The producers even met in person to discuss price fixing during meetings held by trade groups, Piazza's said.
"Representatives of defendants used these trade associations meetings as nothing more than 'meet-and-greet' sessions with their competitors", an opportunity to "fix prices and divvy up their customers in person", Piazza's said in the lawsuit.
In fact, the producers had no intention about learning about the market at the meetings, Piazza's said.
In February 2010 Vitafoam voluntarily approached the antitrust division of the US Department of Justice, giving it evidence of anti-monopoly activities among itself and other foam producers, Piazza's said.
Vitafoam also sought acceptance in the division's corporate leniency programme, Piazza's said in the lawsuit.
As a result of its action, Vitafoam has received a conditional leniency letter, Piazza's said.
"This fact, in and of itself, is significant. It means that Vitafoam has admitted to participation in a conspiracy to violate the antitrust laws," Piazza's said.
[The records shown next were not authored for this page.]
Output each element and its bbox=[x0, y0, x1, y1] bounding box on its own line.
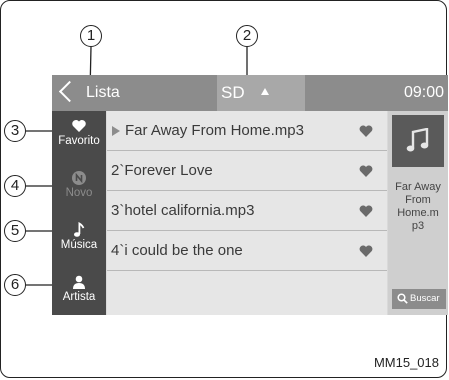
heart-icon bbox=[72, 120, 86, 132]
source-selector[interactable]: SD bbox=[217, 75, 305, 111]
callout-3: 3 bbox=[4, 120, 26, 142]
chevron-left-icon bbox=[58, 80, 81, 103]
now-playing-icon bbox=[112, 126, 120, 136]
new-badge-icon bbox=[72, 171, 86, 185]
track-row[interactable]: 4`i could be the one bbox=[107, 231, 387, 271]
clock: 09:00 bbox=[403, 84, 444, 101]
sidebar-item-novo[interactable]: Novo bbox=[52, 163, 106, 211]
person-icon bbox=[73, 275, 85, 289]
sidebar-item-favorito[interactable]: Favorito bbox=[52, 111, 106, 159]
callout-2: 2 bbox=[236, 25, 258, 47]
sidebar-item-musica[interactable]: Música bbox=[52, 215, 106, 263]
figure-caption: MM15_018 bbox=[373, 355, 439, 370]
track-row[interactable]: Far Away From Home.mp3 bbox=[107, 111, 387, 151]
source-label: SD bbox=[221, 83, 245, 102]
music-notes-icon bbox=[406, 128, 429, 152]
favorite-heart-icon[interactable] bbox=[359, 245, 373, 257]
category-sidebar: Favorito Novo Música Artista bbox=[52, 111, 106, 315]
now-playing-title: Far Away From Home.m p3 bbox=[395, 181, 441, 232]
back-label: Lista bbox=[86, 84, 120, 101]
media-screen: Lista SD 09:00 Favorito Novo Música Arti… bbox=[52, 75, 448, 315]
favorite-heart-icon[interactable] bbox=[359, 165, 373, 177]
track-row[interactable]: 3`hotel california.mp3 bbox=[107, 191, 387, 231]
sidebar-item-artista[interactable]: Artista bbox=[52, 267, 106, 315]
search-label: Buscar bbox=[410, 293, 440, 304]
callout-4: 4 bbox=[4, 175, 26, 197]
track-list: Far Away From Home.mp3 2`Forever Love 3`… bbox=[107, 111, 387, 315]
search-button[interactable]: Buscar bbox=[392, 289, 446, 309]
sidebar-item-label: Favorito bbox=[58, 135, 100, 147]
track-title: 3`hotel california.mp3 bbox=[111, 202, 255, 219]
caret-up-icon bbox=[261, 88, 269, 95]
sidebar-item-label: Novo bbox=[65, 187, 93, 199]
favorite-heart-icon[interactable] bbox=[359, 205, 373, 217]
sidebar-item-label: Artista bbox=[62, 291, 96, 303]
now-playing-pane: Far Away From Home.m p3 Buscar bbox=[388, 111, 448, 315]
track-title: 2`Forever Love bbox=[111, 162, 213, 179]
album-art bbox=[392, 115, 444, 167]
sidebar-item-label: Música bbox=[60, 239, 98, 251]
search-icon bbox=[397, 293, 408, 304]
callout-6: 6 bbox=[4, 274, 26, 296]
callout-5: 5 bbox=[4, 220, 26, 242]
track-title: 4`i could be the one bbox=[111, 242, 243, 259]
music-note-icon bbox=[74, 222, 85, 237]
favorite-heart-icon[interactable] bbox=[359, 125, 373, 137]
top-bar: Lista SD 09:00 bbox=[52, 75, 448, 111]
back-button[interactable]: Lista bbox=[56, 80, 126, 107]
track-row[interactable]: 2`Forever Love bbox=[107, 151, 387, 191]
callout-1: 1 bbox=[80, 25, 102, 47]
track-title: Far Away From Home.mp3 bbox=[125, 122, 304, 139]
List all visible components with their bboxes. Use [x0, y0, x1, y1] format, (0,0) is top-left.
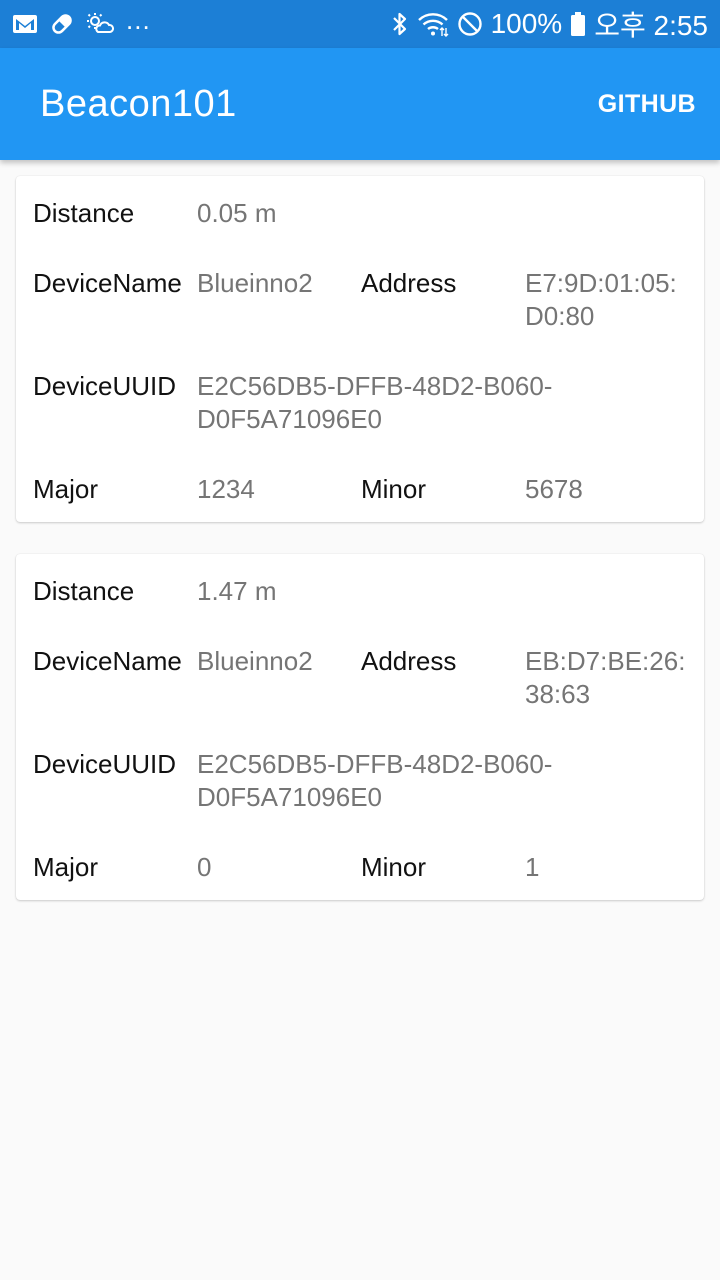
address-value-line2: 38:63 — [525, 679, 591, 709]
weather-icon — [86, 12, 114, 36]
device-name-label: DeviceName — [33, 268, 182, 298]
minor-value: 1 — [525, 852, 540, 882]
minor-label: Minor — [361, 474, 427, 504]
notification-overflow: ... — [126, 4, 151, 35]
device-name-label: DeviceName — [33, 646, 182, 676]
battery-percent: 100% — [490, 8, 563, 39]
address-label: Address — [361, 646, 457, 676]
pill-icon — [50, 12, 74, 36]
minor-label: Minor — [361, 852, 427, 882]
wifi-icon — [417, 11, 449, 37]
major-value: 1234 — [197, 474, 255, 504]
app-title: Beacon101 — [40, 82, 237, 125]
battery-icon — [570, 11, 586, 37]
distance-label: Distance — [33, 576, 135, 606]
github-button[interactable]: GITHUB — [598, 90, 696, 119]
device-uuid-label: DeviceUUID — [33, 371, 177, 401]
beacon-card[interactable]: Distance 1.47 m DeviceName Blueinno2 Add… — [16, 554, 704, 900]
address-value-line1: EB:D7:BE:26: — [525, 646, 686, 676]
app-bar: Beacon101 GITHUB — [0, 48, 720, 160]
address-label: Address — [361, 268, 457, 298]
device-uuid-value-line1: E2C56DB5-DFFB-48D2-B060- — [197, 749, 553, 779]
status-left-icons: ... — [12, 5, 151, 40]
distance-label: Distance — [33, 198, 135, 228]
device-name-value: Blueinno2 — [197, 268, 313, 298]
device-uuid-value-line2: D0F5A71096E0 — [197, 404, 383, 434]
beacon-card[interactable]: Distance 0.05 m DeviceName Blueinno2 Add… — [16, 176, 704, 522]
bluetooth-icon — [391, 11, 409, 37]
major-label: Major — [33, 852, 99, 882]
distance-value: 1.47 m — [197, 576, 277, 606]
device-uuid-value-line2: D0F5A71096E0 — [197, 782, 383, 812]
device-uuid-value-line1: E2C56DB5-DFFB-48D2-B060- — [197, 371, 553, 401]
status-right-icons: 100% 오후 2:55 — [391, 4, 708, 44]
major-label: Major — [33, 474, 99, 504]
clock: 오후 2:55 — [594, 10, 708, 41]
address-value-line2: D0:80 — [525, 301, 595, 331]
device-uuid-label: DeviceUUID — [33, 749, 177, 779]
status-bar: ... 100% 오후 2:55 — [0, 0, 720, 48]
do-not-disturb-icon — [457, 11, 483, 37]
address-value-line1: E7:9D:01:05: — [525, 268, 677, 298]
distance-value: 0.05 m — [197, 198, 277, 228]
device-name-value: Blueinno2 — [197, 646, 313, 676]
gmail-icon — [12, 14, 38, 34]
major-value: 0 — [197, 852, 212, 882]
minor-value: 5678 — [525, 474, 583, 504]
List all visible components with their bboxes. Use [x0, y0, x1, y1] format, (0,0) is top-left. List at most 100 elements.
The PU foam producers and subsidiaries being sued include Hickory Springs Manufacturing; Valle Foam Industries; The Carpenter Co; The Woodbridge Group; Flexible Foam Products; Scottdel; Foamex Innovations; Future Foam; and Vitafoam.
Hickory Springs said it had no comment.
Calls to Valle Foam, Carpenter, Scottdel, Foamex Innovations, Future Foam and Woodbridge were not immediately returned.
Email messages sent to Flexible Foam Products and Vitafoam were not immediately returned.
The buyers suing the producers include Piazza's Carpet & Tile Shop, Shore-Line Carpet Supplies, Thompson Trading and V&M, which did business as Costa International.
Steven Lackey, Sharyn Lackey and Keith Stokes also sued the producers. They were the sole shareholders of CFC Hiddenite, which was known as Craftmaster Furniture before being liquidated.
Meanwhile, the European Commission is investigating several European polyurethane foam producers on suspicion of breaching European anti-cartel rules.